Di bomnya Hiroshima dan Nagasaki Jepang. Akhirnya tentara NICA yang
membonceng Belanda datang ke Indonesia tidak terkecuali di Lombok. Pada bulan
Mei 1946, kedatangan tentara Sekutu menuju Selong melewati Masbagik mendapatkan
gangguan dari pasukan TGH Mahsun. Di sekitar Bagek Bontong dan Bila Sundung
Masbagik, tentara sekutu dihadang oleh pasukan TGH Mahsun Danger sehingga
menyebabkan pihak NICA memberikan tembakan ke arah pemuda Laskar Basmi di
Masbagik. Para pemuda menggunakan senjata-senjata tradisional seperti kelewang
dan keris sementara pihak sekutu menggunakan senapan api.

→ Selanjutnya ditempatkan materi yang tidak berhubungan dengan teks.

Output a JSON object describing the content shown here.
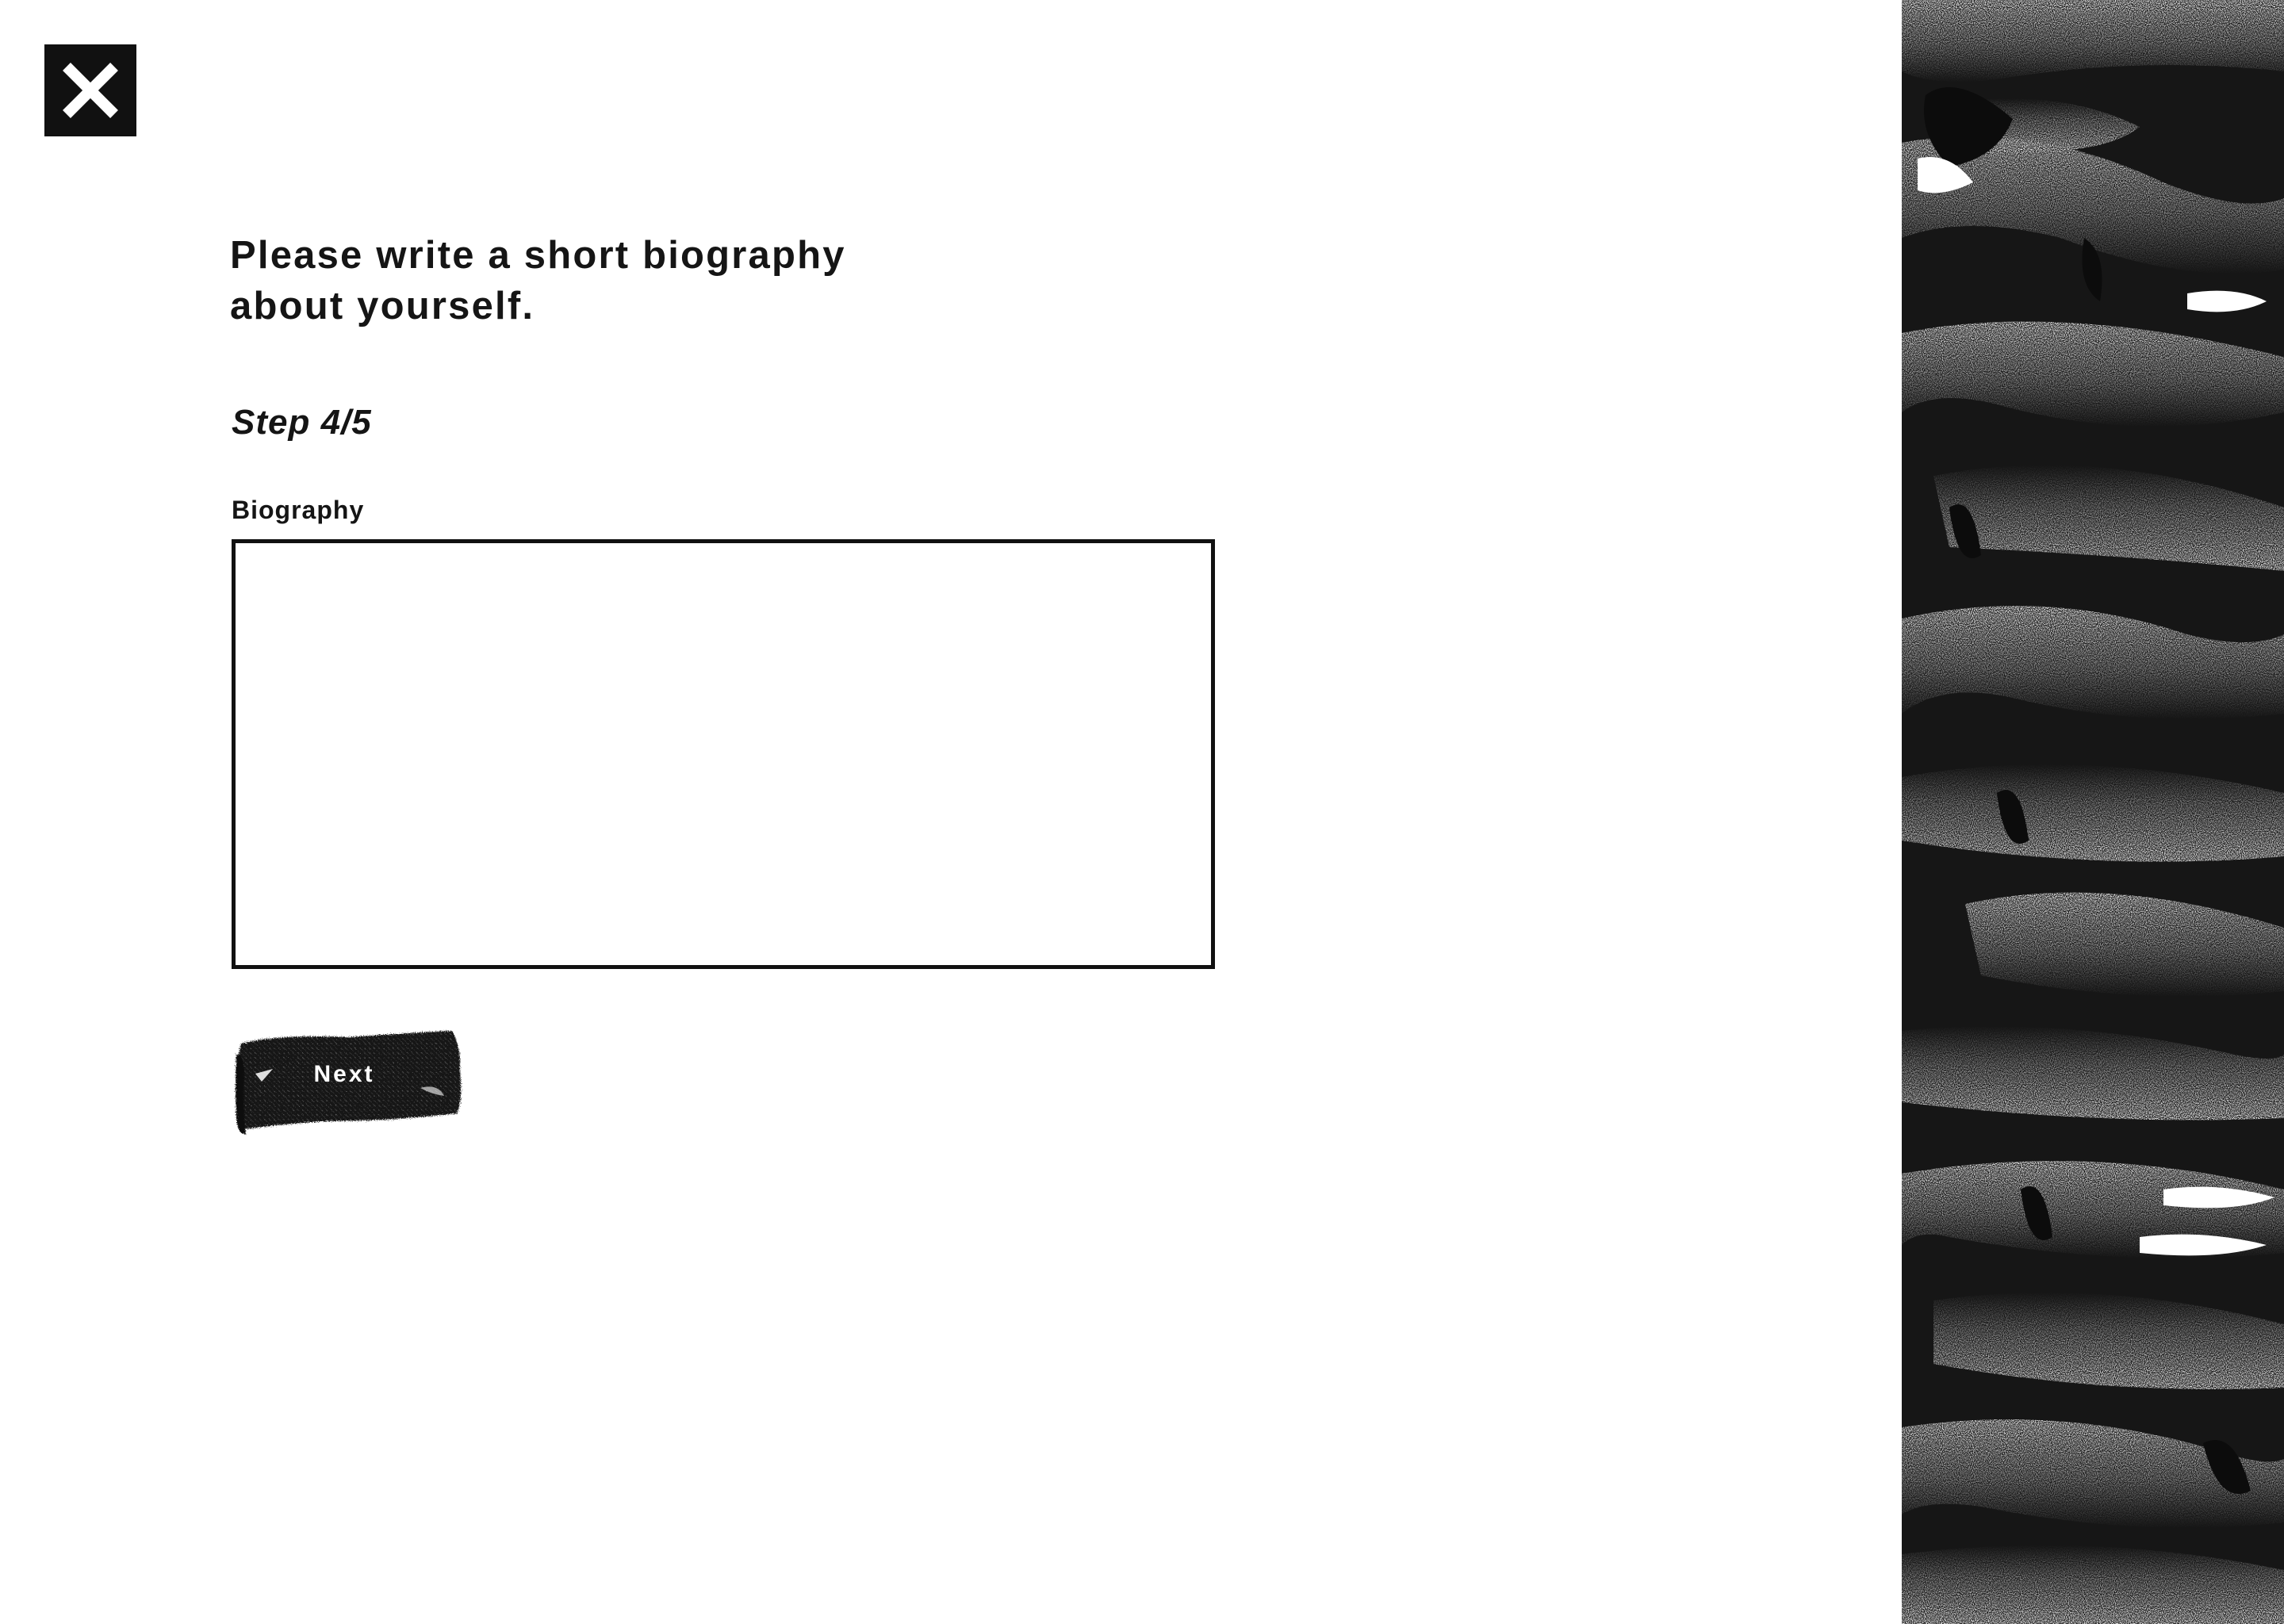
{
  "close": {
    "icon": "close-icon"
  },
  "form": {
    "title": "Please write a short biography about yourself.",
    "step": "Step 4/5",
    "field_label": "Biography",
    "field_value": "",
    "next_label": "Next"
  },
  "colors": {
    "background": "#ffffff",
    "ink": "#111111",
    "button_text": "#ffffff"
  },
  "decoration": {
    "icon": "stippled-ribbon-art"
  }
}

Oleh karena itu,
keadaan ini membuat para pemuda pejuang tiarap dan melompati parit-parit di
sekitarnya kemudian meninggalkan arena pertempuran untuk menyelamatkan diri.
Pada tanggal 7 Juni 1946, dengan persiapan yang lebih matang untuk
melakukan penyerangan. Siasat yang digunakan malam itu dengan sistem
bergeriliya, dengan melalui jalan daerah aman dari kaki tangan NICA. Pada pukul
18.00 pasukan Sayid Saleh dari Pringgasela dan Amaq Sabri dari Mamben bergerak
melalui Lendang Nangka dan bergabung dengan pasukan yang dipimpin TGH Mahsun di
Danger. Pasukan TGH Mahsun di Danger bersama Haji Sapoan, Haji Syahrudin, Loq
Kip, Amaq Masirah, Haji Izam, Amaq Mastur, Amaq Rat. Pasukan itu bergabung pula
dengan Haji Misbah Masbagik. Pasukan gabungan bergerak ke arah selatan menuju
Batu Sebelaq ke selatan dan disitu pula
bergabung pasukan Muh. Syah, Maidin, pasukan Lalu Muchdar dari Dasan
Lekong. Keseluruhan pasukan ini merupakan suatu komando yang akan bergerak dari
selatan. Selanjutnya pasukan bergabung dengan Haji Muhammad Faesal (Saudara
TGKH Zaenuddin Abdul Majid) dari Pancor. Kesemuanya bergerak menuju Dasan
Embung Basari (2 km selatan Kota Selong) kemudian menuju Gedung Juang tempat
tentara NICA.
Senjata mereka lebih banyak mengandalkan senjata tradisional seperti
keris, kelewang, bambu runcing dan persenjataan tradisional lainnya. Strategi
penyerangan yang semula dilakukan secara diam-diam. Tetapi Haji Mohammad Faesal
memberikan semangat dengan memekikkan kalimah ALLAHUAKBAR dan menyebabkan
pertempuran yang sangat sengit. Berdasarkan informasi TGH Mahsun sendiri “Saya
melihat sendiri Haji Mohammad Faesal ditembaki oleh tentara NICA hampir sepuluh
kali berondongan senjata api yang kemudian tersungkur di tanah”. Persenjataan
yang tidak seimbang menyebabkan gugurnya pejuang-pejuang Sasak. Setelah
kejadian itu, pada tanggal 9 Juni 1946 diadakan penangkapan di seluruh pulau
Lombok. Penangkapan dan penggerebekan
itu lakukan di desa Masbagik, Pringgasela, Lenek, dan Lendang Nangka, Dasan
Lekong, Pancor, Selong, Kelayu, Tanjung dan lain-lain. Selain di Lombok Timur
juga di Lombok Barat dan di Lombok Tengah. Dalam beberapa hari saja habislah
pemuda-pemuda maupun laskar-laskar kita dipegang dan digiring ke dalam penjara
maupun tangsi polisi. Walaupun demikian masih beruntung pula karena
rahasia-rahasia se bag ian nya tetap terpeIihara sehingga cukup sulit dalam
tarap pengusutannya.
Dalam bidang dakwah TGH Mahsun adalah sosok pendakwah yang kharismatik.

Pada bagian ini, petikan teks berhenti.